Cloud security is like an ‘all-you-can-eat buffet’
A group of cybersecurity and IT officials on Wednesday likened the challenge of securing ever-expanding cloud operations to a series of culinary experiences, including a Las Vegas casino buffet, as they noted the growing numbers of steps required to secure an environment and tools available to get the job done.
“It’s like you’re at an all-you-can-eat buffet, except you get full fast,” Sol Bermann, the chief information security officer at the University of Michigan, said during an online conference hosted by the cybersecurity firm CrowdStrike. He listed a series of measures his university uses to manage its computing environments, including single sign-on, two-factor authentication, risk assessments and data log analysis as some of the many options on the menu.
But an organization’s appetite for a bottomless feast of cloud security may only be as great as its maturity, said Las Vegas Chief Innovation Officer Michael Sherwood. Speaking from his city, where the buffets are gradually reopening after more than a year closed due to the coronavirus pandemic, Sherwood said Las Vegas’ local government has sometimes struggled as it built up a hybrid of on-premises servers and cloud usage — a mixed plate he said raises the risk of error, like a January 2020 cybersecurity incident that led to a brief interruption of some city services.
“We were late to the game,” he said. “We have multiple clouds we’re using. When you start adding on-prem, hybrid, all the different logs and frameworks, the chances for error multiply.”
Bermann said a large university like Michigan is more comfortable with cloud-based systems, and offered another culinary comparison when noting the many participants it takes to maintain a safe environment.
“It feels like we’ve been in cloud forever, because there’s pots of IT all over the place,” he said. “There’s a shared responsibility, getting the community to understand what part of the pie they’re responsible for.”
Bermann said Michigan has been using single sign-on — with two-factor authentication — “for years,” and that the university’s also made recent investments in anti-phishing software and email filtering. Combined with Michigan’s use of a variety of operating systems, he said, the buffet is just getting bigger.
“You just need more, and you need more better product,” he said. “The amount of information we have to parse through is legion.”
But Bermann disagreed slightly with the third speaker, Shane Barney, the CISO of U.S. Citizenship and Immigration Services, who said cloud environments need to be approached differently than traditional, on-premise systems.
“For a long time people said cloud is just another data center in the sky,” said Barney, adding that about 90% of USCIS’ enterprise is now cloud-based. “It’s not, it’s so not.
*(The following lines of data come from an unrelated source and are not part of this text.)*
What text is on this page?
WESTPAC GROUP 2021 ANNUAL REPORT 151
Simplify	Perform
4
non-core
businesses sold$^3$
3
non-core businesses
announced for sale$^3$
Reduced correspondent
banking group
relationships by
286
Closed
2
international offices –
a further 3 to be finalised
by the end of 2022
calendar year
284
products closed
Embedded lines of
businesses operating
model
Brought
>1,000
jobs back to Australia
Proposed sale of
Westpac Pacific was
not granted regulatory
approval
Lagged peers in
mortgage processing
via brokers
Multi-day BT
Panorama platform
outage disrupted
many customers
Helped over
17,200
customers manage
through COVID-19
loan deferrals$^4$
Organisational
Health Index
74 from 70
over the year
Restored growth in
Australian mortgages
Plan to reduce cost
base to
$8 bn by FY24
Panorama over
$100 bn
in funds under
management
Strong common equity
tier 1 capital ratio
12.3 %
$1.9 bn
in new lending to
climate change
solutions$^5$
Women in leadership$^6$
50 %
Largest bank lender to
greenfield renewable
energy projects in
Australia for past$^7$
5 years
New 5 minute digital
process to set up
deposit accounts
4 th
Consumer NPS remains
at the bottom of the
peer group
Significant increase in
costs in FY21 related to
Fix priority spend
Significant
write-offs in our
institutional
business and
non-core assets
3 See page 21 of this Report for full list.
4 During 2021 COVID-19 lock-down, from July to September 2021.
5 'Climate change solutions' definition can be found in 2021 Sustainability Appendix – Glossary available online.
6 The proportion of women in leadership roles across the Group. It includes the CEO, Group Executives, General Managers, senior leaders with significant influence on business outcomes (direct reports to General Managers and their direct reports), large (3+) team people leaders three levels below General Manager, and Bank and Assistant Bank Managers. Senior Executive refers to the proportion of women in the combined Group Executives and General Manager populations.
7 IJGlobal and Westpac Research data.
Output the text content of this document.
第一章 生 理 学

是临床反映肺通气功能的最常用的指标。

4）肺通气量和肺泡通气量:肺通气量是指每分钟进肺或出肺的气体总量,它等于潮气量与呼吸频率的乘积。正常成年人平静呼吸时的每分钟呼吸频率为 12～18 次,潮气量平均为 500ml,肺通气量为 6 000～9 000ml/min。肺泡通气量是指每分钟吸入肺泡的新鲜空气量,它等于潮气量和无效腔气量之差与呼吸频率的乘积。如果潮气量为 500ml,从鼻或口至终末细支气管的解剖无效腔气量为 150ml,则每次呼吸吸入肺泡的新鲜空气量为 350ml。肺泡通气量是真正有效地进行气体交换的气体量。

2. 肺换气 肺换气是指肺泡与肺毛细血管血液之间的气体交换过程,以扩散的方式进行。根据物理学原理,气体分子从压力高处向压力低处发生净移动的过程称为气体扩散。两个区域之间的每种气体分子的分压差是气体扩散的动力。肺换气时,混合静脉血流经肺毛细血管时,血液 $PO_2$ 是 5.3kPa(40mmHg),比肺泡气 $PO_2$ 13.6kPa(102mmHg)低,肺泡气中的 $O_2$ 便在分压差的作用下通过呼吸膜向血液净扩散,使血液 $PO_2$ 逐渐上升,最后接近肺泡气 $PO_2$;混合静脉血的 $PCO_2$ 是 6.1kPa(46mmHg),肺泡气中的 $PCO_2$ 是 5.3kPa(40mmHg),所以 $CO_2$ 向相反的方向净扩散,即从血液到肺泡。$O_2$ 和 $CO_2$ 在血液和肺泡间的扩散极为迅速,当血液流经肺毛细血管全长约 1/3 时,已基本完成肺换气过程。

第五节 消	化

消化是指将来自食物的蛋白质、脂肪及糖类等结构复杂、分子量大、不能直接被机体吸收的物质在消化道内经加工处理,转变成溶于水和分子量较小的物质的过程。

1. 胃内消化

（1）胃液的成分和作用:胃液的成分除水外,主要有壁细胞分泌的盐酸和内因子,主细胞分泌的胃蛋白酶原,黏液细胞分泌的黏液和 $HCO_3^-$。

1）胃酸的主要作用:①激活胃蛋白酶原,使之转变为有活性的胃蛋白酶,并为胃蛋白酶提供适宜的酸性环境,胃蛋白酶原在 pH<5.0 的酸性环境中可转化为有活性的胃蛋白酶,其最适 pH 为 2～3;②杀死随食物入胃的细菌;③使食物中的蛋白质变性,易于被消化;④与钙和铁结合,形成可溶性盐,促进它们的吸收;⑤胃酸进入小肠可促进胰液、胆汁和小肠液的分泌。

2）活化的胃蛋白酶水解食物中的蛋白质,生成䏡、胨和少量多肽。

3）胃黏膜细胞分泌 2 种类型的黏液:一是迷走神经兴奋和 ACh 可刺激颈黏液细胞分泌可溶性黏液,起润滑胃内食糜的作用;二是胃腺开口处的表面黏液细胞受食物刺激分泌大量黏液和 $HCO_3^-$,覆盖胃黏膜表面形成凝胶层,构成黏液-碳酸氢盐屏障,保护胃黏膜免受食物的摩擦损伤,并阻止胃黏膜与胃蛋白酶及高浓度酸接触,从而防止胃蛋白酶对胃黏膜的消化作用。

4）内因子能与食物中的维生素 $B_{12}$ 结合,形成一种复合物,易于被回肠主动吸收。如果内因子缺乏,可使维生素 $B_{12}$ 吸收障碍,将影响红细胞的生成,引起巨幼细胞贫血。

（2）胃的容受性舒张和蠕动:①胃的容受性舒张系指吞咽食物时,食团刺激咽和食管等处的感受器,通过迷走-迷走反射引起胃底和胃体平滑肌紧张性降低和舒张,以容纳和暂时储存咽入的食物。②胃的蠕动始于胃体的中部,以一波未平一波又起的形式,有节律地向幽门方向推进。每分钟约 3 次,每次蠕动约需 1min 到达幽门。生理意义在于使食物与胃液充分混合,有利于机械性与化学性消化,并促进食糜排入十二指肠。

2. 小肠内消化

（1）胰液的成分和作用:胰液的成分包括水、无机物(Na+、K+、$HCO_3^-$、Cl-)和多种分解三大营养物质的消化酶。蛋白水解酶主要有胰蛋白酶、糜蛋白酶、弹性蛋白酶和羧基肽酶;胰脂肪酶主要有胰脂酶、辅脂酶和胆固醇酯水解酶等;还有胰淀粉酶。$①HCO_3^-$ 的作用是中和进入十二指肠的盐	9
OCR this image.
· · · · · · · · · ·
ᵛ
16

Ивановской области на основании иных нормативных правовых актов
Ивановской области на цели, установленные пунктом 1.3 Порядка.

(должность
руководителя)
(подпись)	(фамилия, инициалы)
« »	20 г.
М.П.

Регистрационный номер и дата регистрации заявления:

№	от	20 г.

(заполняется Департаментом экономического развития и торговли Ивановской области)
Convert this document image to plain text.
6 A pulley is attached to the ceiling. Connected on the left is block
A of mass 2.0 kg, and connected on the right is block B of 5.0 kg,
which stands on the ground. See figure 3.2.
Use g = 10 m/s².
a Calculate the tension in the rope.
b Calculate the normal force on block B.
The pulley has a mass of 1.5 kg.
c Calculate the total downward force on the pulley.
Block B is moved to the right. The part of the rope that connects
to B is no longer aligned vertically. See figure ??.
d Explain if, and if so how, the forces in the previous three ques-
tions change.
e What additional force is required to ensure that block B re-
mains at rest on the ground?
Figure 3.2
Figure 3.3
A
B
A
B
It’s so radically different from anything you’ll see on-prem. The data flow coming at you, it’s impossible for any group of people to comprehend.”
Berman replied that the “security pieces are generally the same, how you integrate them is different.”
Sherwood tried to split the difference, noting that responding to incidents takes a mix of virtual tools that can scale up quickly and staff members, who are a finite resource.
“More people are accommodating to learning cybersecurity when you get your user base to start taking these things seriously,” he said. “When we had our breach, we had services that called us, got our SOC on board. Having the right tools is a force multiplier, we only have so much money for on-prem staff.”